Sad Europe, sad globe

A friend wrote to "congratulate" me on the Nobel Peace Prize to the European Union— I suppose, because I live in a corner of Europe. I thought she was joking, but no, it's true. The Nobel Peace Prize seems like a sad joke, but maybe it's meant as a consolation prize. I had intended to write something about Europe's slow-motion disaster, as one after another of the hard-won social conquests crumbles, but the forces of disintegration have been speeding up. How Europe got into this pickle is pretty clear — I just reviewed a book (Indecentes in my Spanish-language blog) that sums it up blow by blow, the bungling miscalculations since Bear Stearns and then Lehman Bros., followed by the more-or-less covert campaign by Trichet and his successors (and allies in the Bundesbank) to shift the blame to the "middle classes" and the workers, and (the special focus of Indecentes) the totally ineffective and even counterproductive actions by the Spanish government under its man of inaction, Mariano Rajoy.

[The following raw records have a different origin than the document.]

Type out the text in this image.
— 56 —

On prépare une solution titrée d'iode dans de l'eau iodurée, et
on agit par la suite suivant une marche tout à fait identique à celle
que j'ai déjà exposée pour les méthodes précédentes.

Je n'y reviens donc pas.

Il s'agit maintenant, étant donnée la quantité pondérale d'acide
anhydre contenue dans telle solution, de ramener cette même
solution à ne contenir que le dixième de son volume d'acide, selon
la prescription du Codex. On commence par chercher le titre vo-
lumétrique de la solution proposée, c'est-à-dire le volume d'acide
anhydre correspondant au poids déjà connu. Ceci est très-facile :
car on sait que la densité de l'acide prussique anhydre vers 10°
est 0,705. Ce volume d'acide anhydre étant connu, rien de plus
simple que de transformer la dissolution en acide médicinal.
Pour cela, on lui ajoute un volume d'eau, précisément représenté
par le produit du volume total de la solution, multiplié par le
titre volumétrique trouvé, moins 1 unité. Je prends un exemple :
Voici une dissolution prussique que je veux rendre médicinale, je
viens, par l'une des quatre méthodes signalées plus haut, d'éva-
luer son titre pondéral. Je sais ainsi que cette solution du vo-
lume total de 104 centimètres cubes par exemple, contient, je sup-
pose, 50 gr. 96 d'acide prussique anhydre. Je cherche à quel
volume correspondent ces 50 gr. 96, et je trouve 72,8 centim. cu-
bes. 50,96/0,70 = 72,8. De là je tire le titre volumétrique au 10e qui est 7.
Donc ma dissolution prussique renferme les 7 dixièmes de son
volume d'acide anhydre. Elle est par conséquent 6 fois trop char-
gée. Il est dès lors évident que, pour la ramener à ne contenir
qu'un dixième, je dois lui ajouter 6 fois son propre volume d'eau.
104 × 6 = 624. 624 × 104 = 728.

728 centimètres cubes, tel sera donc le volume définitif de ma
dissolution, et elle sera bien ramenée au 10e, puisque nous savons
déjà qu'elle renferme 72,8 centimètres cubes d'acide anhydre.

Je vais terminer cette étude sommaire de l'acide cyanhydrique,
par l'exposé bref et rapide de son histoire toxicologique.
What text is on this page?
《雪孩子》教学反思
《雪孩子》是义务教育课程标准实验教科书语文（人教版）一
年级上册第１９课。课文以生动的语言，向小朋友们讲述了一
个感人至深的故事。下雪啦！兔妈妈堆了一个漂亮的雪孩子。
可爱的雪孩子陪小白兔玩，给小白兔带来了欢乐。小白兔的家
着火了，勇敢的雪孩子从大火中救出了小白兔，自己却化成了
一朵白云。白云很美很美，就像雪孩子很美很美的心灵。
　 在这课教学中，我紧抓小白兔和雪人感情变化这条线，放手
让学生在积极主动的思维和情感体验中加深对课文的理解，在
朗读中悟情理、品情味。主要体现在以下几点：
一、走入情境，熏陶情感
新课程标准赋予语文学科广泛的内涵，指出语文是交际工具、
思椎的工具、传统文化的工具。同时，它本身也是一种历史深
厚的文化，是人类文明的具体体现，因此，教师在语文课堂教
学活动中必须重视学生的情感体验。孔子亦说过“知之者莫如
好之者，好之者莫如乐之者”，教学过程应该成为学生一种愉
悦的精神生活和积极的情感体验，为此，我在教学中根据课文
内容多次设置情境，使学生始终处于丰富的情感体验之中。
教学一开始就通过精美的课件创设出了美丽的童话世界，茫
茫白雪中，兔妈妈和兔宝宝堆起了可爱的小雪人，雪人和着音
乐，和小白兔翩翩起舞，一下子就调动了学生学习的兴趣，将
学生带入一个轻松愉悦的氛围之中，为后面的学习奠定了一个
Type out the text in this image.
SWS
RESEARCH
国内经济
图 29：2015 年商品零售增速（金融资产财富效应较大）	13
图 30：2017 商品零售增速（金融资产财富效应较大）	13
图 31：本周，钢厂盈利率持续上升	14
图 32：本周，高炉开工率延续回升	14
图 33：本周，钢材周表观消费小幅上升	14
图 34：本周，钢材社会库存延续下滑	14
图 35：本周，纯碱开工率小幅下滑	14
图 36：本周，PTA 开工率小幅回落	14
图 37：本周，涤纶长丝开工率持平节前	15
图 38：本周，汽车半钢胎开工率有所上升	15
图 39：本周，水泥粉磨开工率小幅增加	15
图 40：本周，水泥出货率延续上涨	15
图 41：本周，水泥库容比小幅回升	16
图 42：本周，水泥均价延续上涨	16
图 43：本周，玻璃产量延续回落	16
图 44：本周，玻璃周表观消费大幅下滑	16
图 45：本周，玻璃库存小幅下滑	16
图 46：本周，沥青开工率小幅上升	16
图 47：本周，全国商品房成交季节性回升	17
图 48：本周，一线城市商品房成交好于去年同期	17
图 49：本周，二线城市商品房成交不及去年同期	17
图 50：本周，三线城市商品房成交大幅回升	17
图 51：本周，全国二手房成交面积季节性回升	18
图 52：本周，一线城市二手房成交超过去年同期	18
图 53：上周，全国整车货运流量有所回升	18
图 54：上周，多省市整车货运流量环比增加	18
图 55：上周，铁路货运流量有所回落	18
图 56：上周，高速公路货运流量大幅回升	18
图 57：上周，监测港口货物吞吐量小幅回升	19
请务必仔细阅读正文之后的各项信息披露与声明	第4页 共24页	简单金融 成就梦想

Anyway, there's no mystery about how we got this close to the impending crash that IMF head Christine Lagarde foresees. And there is no reason to expect the financial powers to change the no-growth, severe austerity policies that they are ideologically committed to and that, short term anyway, appear to benefit German capital while impoverishing everybody else. So what we need to focus on is how to force a change in those policies (while there is still some democratic room to maneuver, in demos, elections, etc.), and most importantly — longer term, for recovery after the foreseeable global collapse if we don't change direction — what kind of more egalitarian, more productive, more environmentally sensitive society we can construct. We can't foresee the future, we can only make it, by omission or commission.

I know there are lots of people working on this, and have been for generations. And though all those struggles — e.g., the Paris Commune, the Spanish 2d Republic, and later social revolutions — have failed their maximalist objectives, we can learn from all of them, to at least fail better. If you haven't already, check out the late Eric Hobsbawm's brilliant compendium of some of those efforts, How to Change the World.